Under the pro-Nazi Hungarian regime, a Nuremberg-esque series of laws were passed, which forced Alexander Schonfeld to give up his medical license. Schonfeld said his mother “had the moxy to travel to Budapest and bribe an official to get my father’s license back,” but things would continue to go from bad to worse for the family.

The Jewish population of Munkacs was first sent to work in a brick factory. Jews were forced to wear yellow armbands, and were put into ghettos, where they heard rumors that Polish Jews were being killed across the border. Eventually, Schonfeld and his family were loaded into a cattle car and transported with other Hungarian Jews to the Auschwitz death camp. Schonfeld’s father ran ahead in the line and came back to tell his wife to say that she was a nurse and to let her mother hold their baby.

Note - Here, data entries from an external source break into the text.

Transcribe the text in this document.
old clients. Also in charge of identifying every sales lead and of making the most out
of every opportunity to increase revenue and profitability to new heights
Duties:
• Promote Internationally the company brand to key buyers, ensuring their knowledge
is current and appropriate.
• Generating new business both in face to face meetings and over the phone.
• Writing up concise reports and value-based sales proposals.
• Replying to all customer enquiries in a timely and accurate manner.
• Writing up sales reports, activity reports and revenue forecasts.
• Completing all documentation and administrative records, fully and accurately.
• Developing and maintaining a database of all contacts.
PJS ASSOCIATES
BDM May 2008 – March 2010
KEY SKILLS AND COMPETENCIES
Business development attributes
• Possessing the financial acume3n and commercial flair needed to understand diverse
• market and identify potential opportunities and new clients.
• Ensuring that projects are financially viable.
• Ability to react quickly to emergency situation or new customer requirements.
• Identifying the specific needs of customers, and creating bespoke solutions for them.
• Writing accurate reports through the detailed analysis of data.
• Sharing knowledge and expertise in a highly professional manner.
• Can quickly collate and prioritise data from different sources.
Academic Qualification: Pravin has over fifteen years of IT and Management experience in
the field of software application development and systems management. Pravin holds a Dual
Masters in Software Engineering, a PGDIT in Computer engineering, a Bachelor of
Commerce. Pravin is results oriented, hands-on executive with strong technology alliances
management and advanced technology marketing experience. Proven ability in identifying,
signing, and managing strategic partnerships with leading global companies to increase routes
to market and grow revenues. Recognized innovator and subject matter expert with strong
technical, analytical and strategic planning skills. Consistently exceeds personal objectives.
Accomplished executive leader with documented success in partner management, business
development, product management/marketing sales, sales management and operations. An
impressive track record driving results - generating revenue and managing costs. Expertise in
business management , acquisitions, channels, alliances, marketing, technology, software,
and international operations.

“Dr. Joseph Mengele…told my mother not to worry, that she would see her baby later. She frantically asked where her baby was and was told to look at the camp’s smokestacks,” he said. “She never forgave herself for giving her baby to her mother. For a time, she went crazy just to cope.”

From Auschwitz, the Schonfeld family went on to the Warsaw Ghetto, then to the notorious Dachau death camp, and finally to Muhldorf, from which they were liberated after the Soviet Red Army closed in on the area.

Schonfeld said that in researching his book he found that about half of the people in his family were lost in the Shoah — some killed outright, and others who died from disease in the camps. Schonfeld showed post-war slides of his father and his son, Josh, and the Schonfeld Synagogue in Jerusalem, named in Alexander Schonfeld’s honor.

“I told you this story for one main reason, to let you know that the Shoah did happen,” Schonfeld said. “Yes, it did happen, and second it is possible not only to survive, but also to thrive.”